A critically important issue will be examined at the Quogue Library on Sunday, January 22, at 2 p.m., when investigative reporter Isabel Vincent will discuss the question, “Is the First Amendment Under Siege?”

Ms. Vincent, who is a veteran of several lawsuits tied to this issue and First Amendment challenges, will discuss whether or not the new administration is likely to honor one of the most important tenets of a free society, or whether it will support the erosion of the right to freedom of speech by cracking down on what the new president has called a liberally biased media.

A discussion will follow. Visit www.quoguelibrary.org or call 631-653-4224 for more information.

Lovers of authentic French cuisine are in luck this week, courtesy of the Inn Spot on the Bay down by the Ponquogue Bridge.
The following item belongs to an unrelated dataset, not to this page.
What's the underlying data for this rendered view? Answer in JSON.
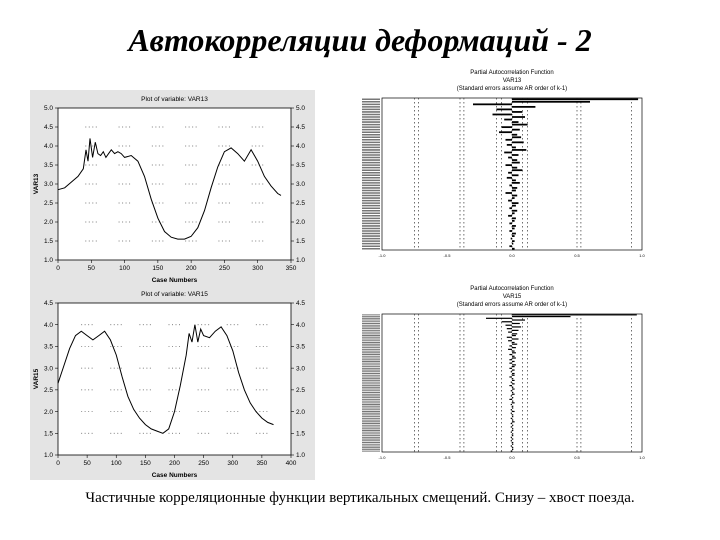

Cheffe Colette and Pam—beloved by many Quogue residents dating back to the time when they ran the Inn Spot across the street from the former Inn at Quogue—spent two weeks in Paris last month and tasted their way to new inspiration for this week’s installment of their ’round the world culinary tour.

Populated by signature French dishes, the menu for Friday and Saturday, January 20 and 21, at the Inn Spot on the Bay will feature such appetizers as: soupe a l’onion; a tartiflette of golden potatoes, caramelized onions and lardons with Roblochon cheese; pâté mousse; and croque monsieur.

Among the entrées will be: a Normandy style fillet of sole with oysters and shrimp; chicken baked with mustard in the Basque style; local Long Island duck with an apricot cassis glaze; a layered crepe cake with roasted vegetables and cheese; and venison medallions with morel cream, mushroom hash and truffled potato purée. There will also be sample plates, “street food” crepes and de rigueur French desserts on the menu.

On the first Thursday of February and continuing on Thursdays until spring, Colette will be offering the next series of cooking classes at the Inn Spot on the Bay. Classes include demonstration, recipes, some hands-on preparation, tastings and a glass of wine. The fee is $45 per class; buy 10 classes and get one free; reservations required.

For more information or to make reservations, visit www.theinnspot.com or call 631-728-1200. If the spirit moves you, please don’t hesitate to let Colette or Pam know that you learned about their offerings from At Quaquanantuck.

Next up on the international tour: Japan, on January 27 and 28.

A very cool—but hopefully not frigid—program is coming up a week hence, on Saturday, January 28, from 5:30 to 7:30 p.m. at the Quogue Wildlife Refuge: this will be the fourth year of the very popular “Light the Night Winter Trail Walks.”

In this program for adults and families, visitors are asked to arrive at the QWR between 5:30 and 6:30 p.m. for a serene self-guided stroll through the gently illuminated forest trails. Whilst walking, they will (it is hoped) enjoy the ambient sights and sounds of the Refuge courtesy of that most masterful minimalist composer, Mother Nature.

Trail walkers are invited to warm up in the Nature Center near the cozy fireplace with hot cocoa and cookies either prior to or after their perambulations. The fee is $10, or $5 for kids 12 and under. Check-in will be inside the Nature Center; and reservations (631-653-4771) are preferred but walk-ins will be welcome.